We analyzed scRNA-seq data comprising approximately 168,000 human liver cells obtained from the Liver Cell Atlas (https://www.livercellatlas.org/download.php (accessed on 5 April 2025)) [22]. These cells had been previously clustered and annotated into three major categories: non-immune cells (CD45), lymphoid cells, and myeloid cells. GWAS summary statistics for six liver diseases caused by different etiologies—HBV, HCV, Schistosoma japonicum infection (SJ), PBC, PSC, and NAFLD—and two metabolic traits (total cholesterol [TC] and triglycerides [TG]) were collected from publicly available datasets (see Table 1 and Methods for details). We then assessed the associations of these eight phenotypes across the three major cell categories. Our analysis revealed cell-type-specific patterns of genetic association and highlighted substantial cellular heterogeneity at the single-cell resolution.

3.1. Association Results in Non-Immune Cells

3.1.1. Association of Non-Immune Cells at the Cell Type Level with Liver Diseases and Traits

A total of 15,481 non-immune cells were analyzed, encompassing eight distinct cell types (Figure 2A). The associations between cell types and diseases/traits are summarized in Figure 2B, while single-cell level associations are shown in Figure 2C. As classical indicators of lipid metabolism, total cholesterol (TC) and triglycerides (TG) are primarily regulated through hepatic synthesis and transport functions.
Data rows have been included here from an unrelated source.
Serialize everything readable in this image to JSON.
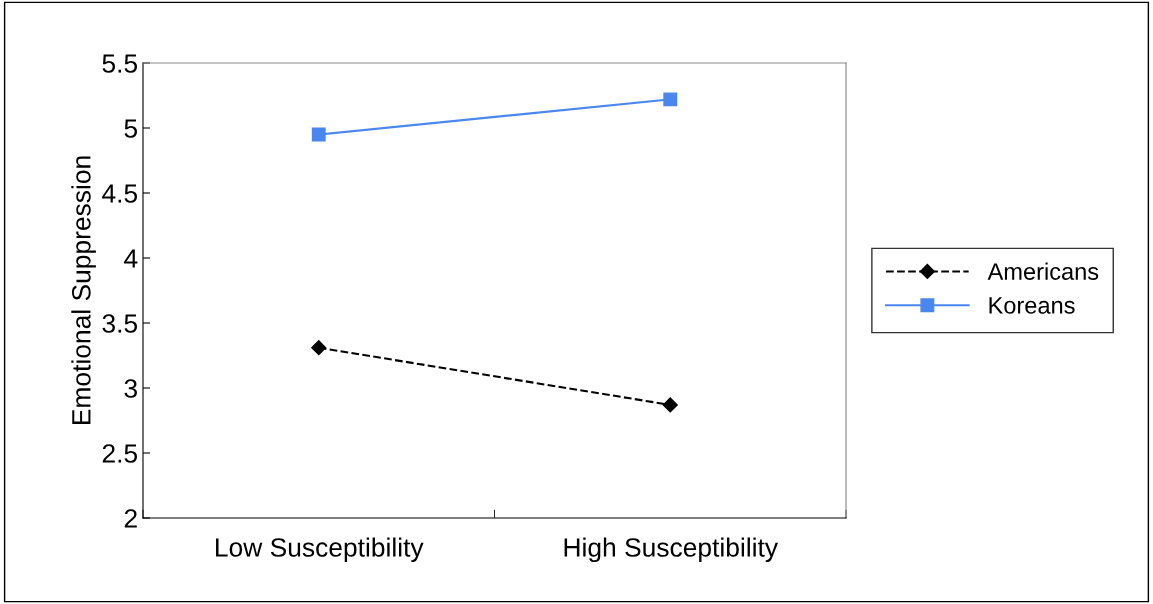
{
  "chart_data": {
    "type": "line",
    "ylabel": "Emotional Suppression",
    "categories": [
      "Low Susceptibility",
      "High Susceptibility"
    ],
    "series": [
      {
        "name": "Americans",
        "color": "#000000",
        "values": [
          3.31,
          2.87
        ],
        "marker": "diamond",
        "line_style": "dashed"
      },
      {
        "name": "Koreans",
        "color": "#4a86f0",
        "values": [
          4.95,
          5.22
        ],
        "marker": "square",
        "line_style": "solid"
      }
    ],
    "ylim": [
      2,
      5.5
    ],
    "yticks": [
      2,
      2.5,
      3,
      3.5,
      4,
      4.5,
      5,
      5.5
    ],
    "grid": false,
    "legend": "right"
  }
}
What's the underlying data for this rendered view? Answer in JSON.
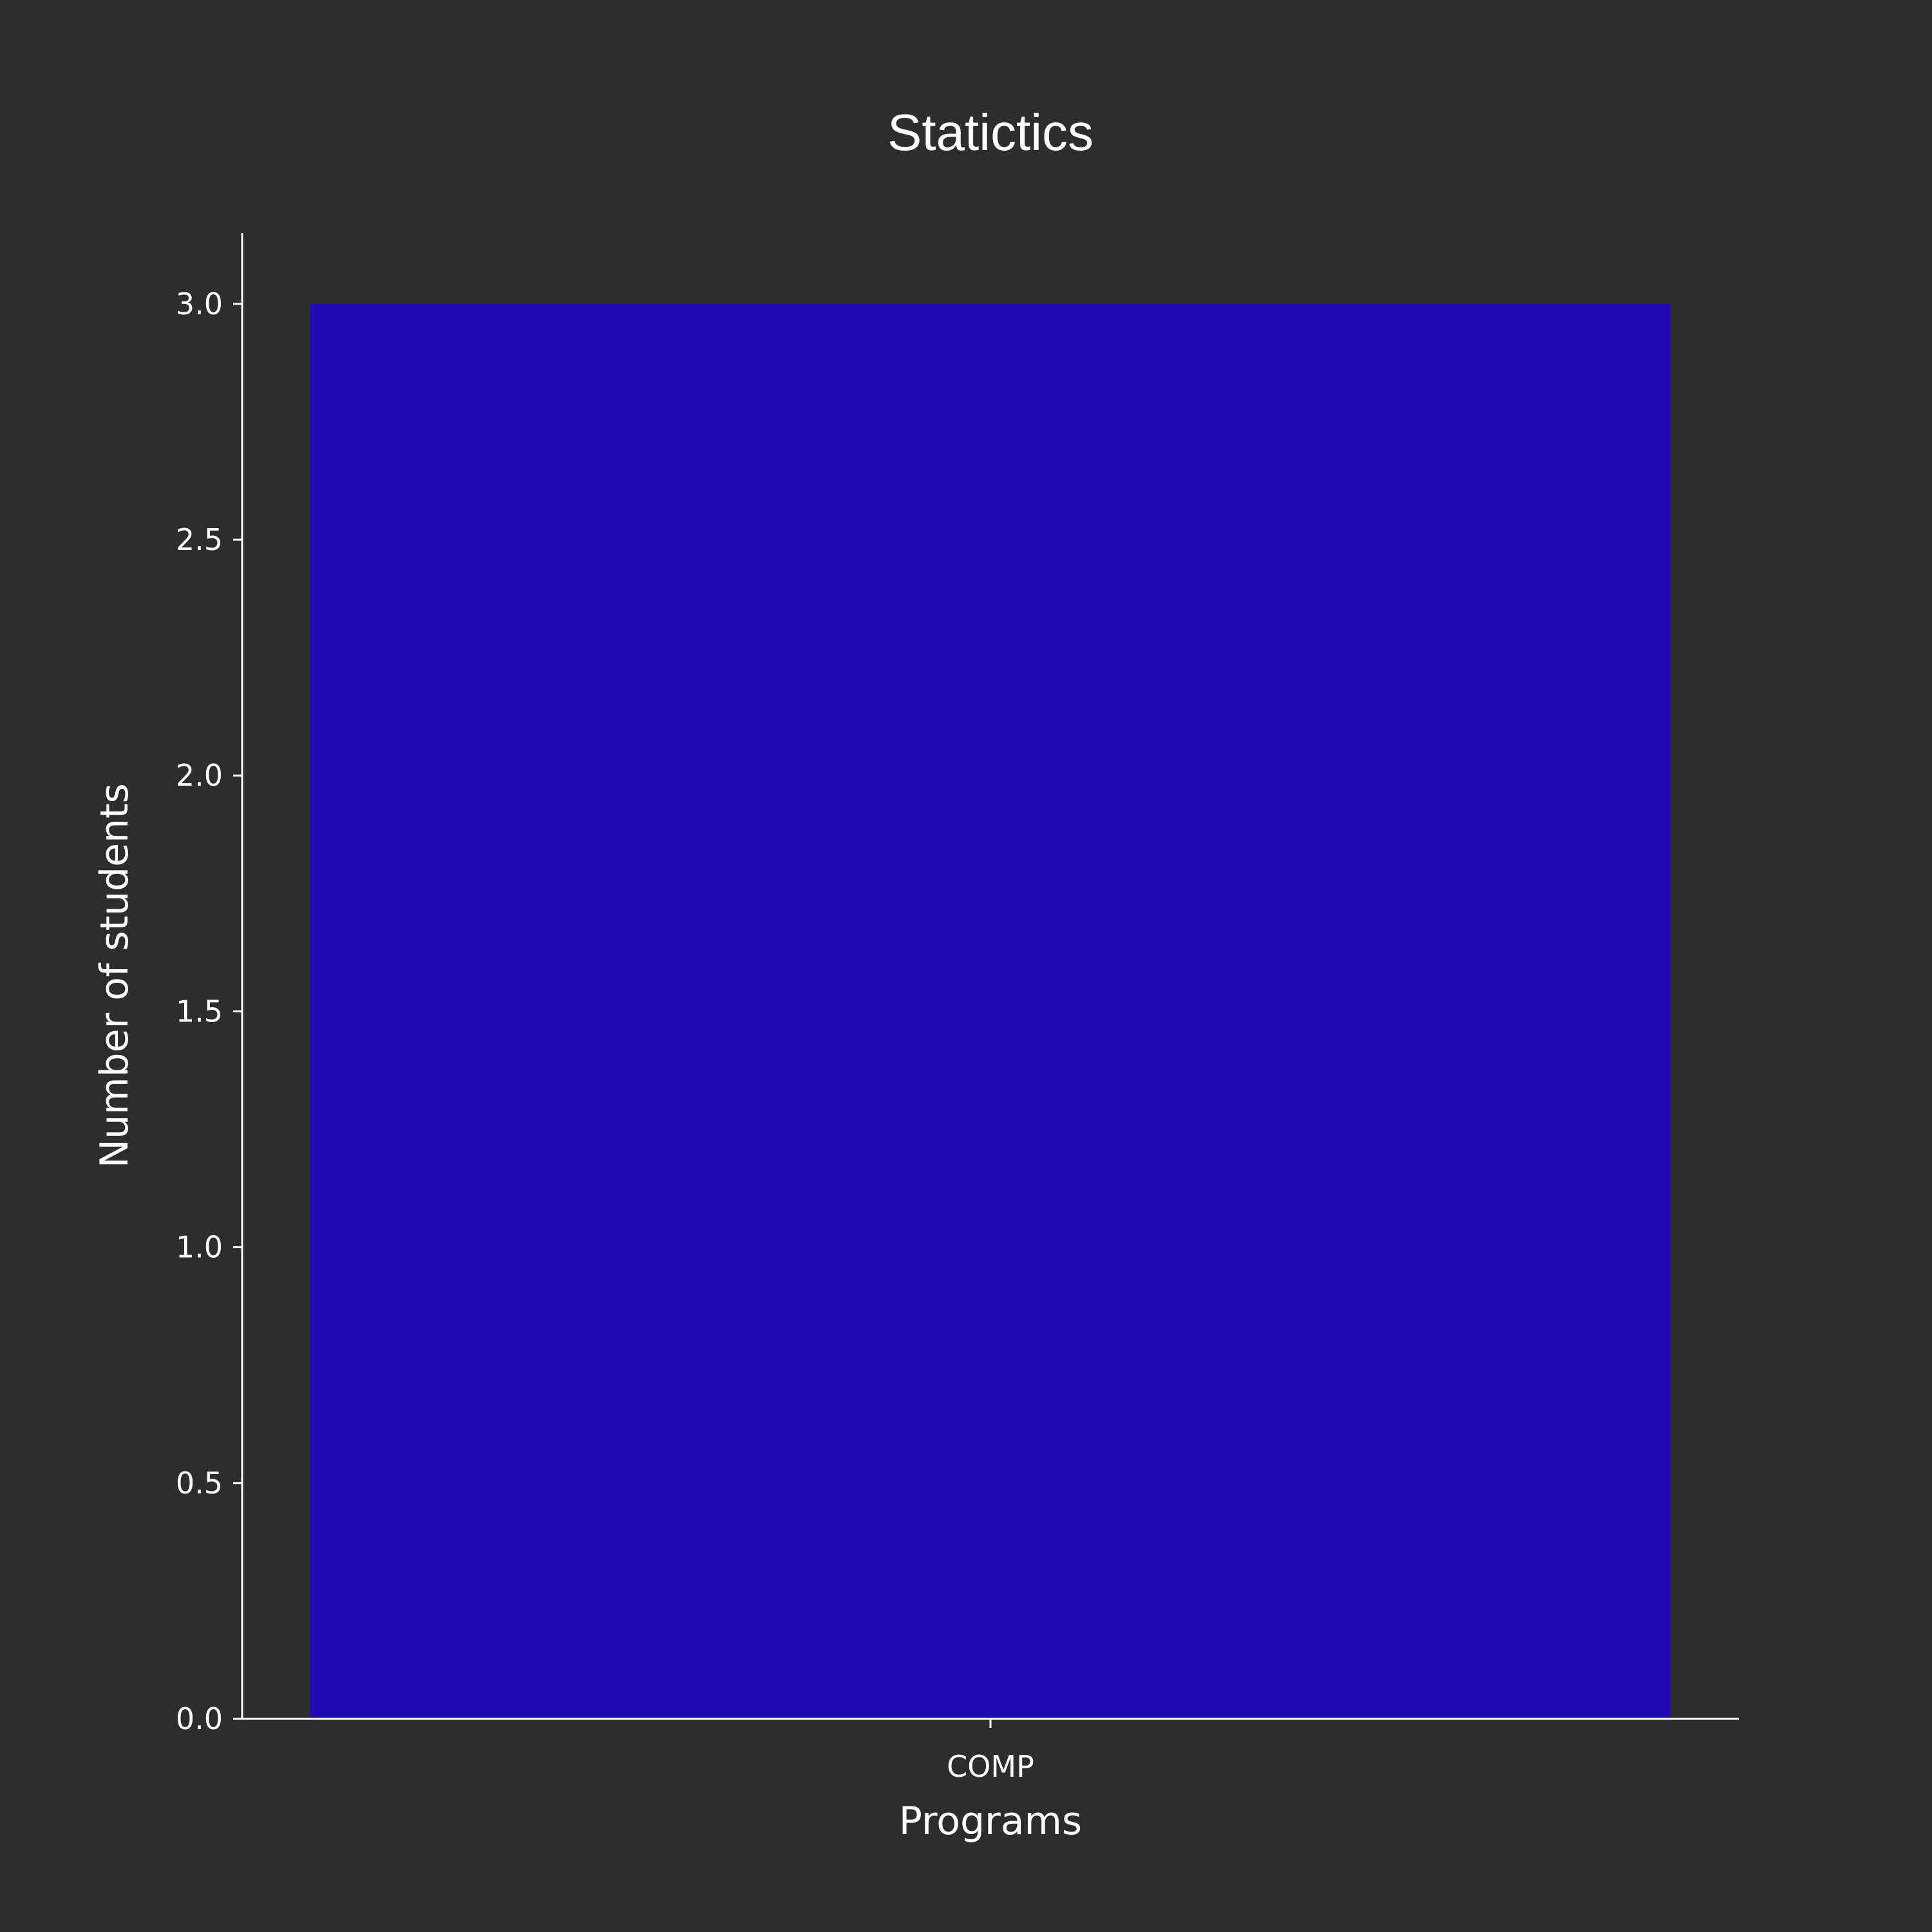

As expected, we observed significant associations of both TC (PTC = 0.014) and TG (PTG = 0.003) with hepatocytes, supporting the reliability of our integrative analysis. In contrast, none of the six liver diseases showed significant associations with hepatocytes. Instead, HBV, HCV, PBC, PSC, and SJ exhibited strong associations with LSECs and portal vein endothelial cells (PVECs). Additionally, PBC and SJ were significantly associated with central vein endothelial cells, suggesting a critical role of hepatic vascular endothelium in disease pathogenesis. Significant associations were also observed between PBC, PSC, and cholangiocytes, consistent with the cholangiopathic nature of both diseases, which are characterized by bile duct injury and cholestasis. Notably, NAFLD was not significantly associated with any specific non-immune cell type.
Among the 14 significant disease–cell type associations identified, 9 exhibited significant cellular heterogeneity (Figure 2B). For example, the associations of LESCs with HBV, PBC, and PSC showed marked heterogeneity across individual cells, with heterogeneity test p-values of 0.001 for each. In contrast, although LSECs were significantly associated with HCV and SJ, no evidence of heterogeneity was observed (Pheterogeneity = 0.16 and 0.25, respectively), indicating homogeneous response across LSEC populations in these cases. Similarly, the associations between cholangiocytes and PBC (Pheterogeneity = 0.001) as well as PSC (Pheterogeneity = 0.002) demonstrated marked heterogeneity. To further explore the relationship between cellular heterogeneity and disease risk, we conducted in-depth analyses of LSECs and cholangiocytes as representative cell types (Figure 3 and Figure 4).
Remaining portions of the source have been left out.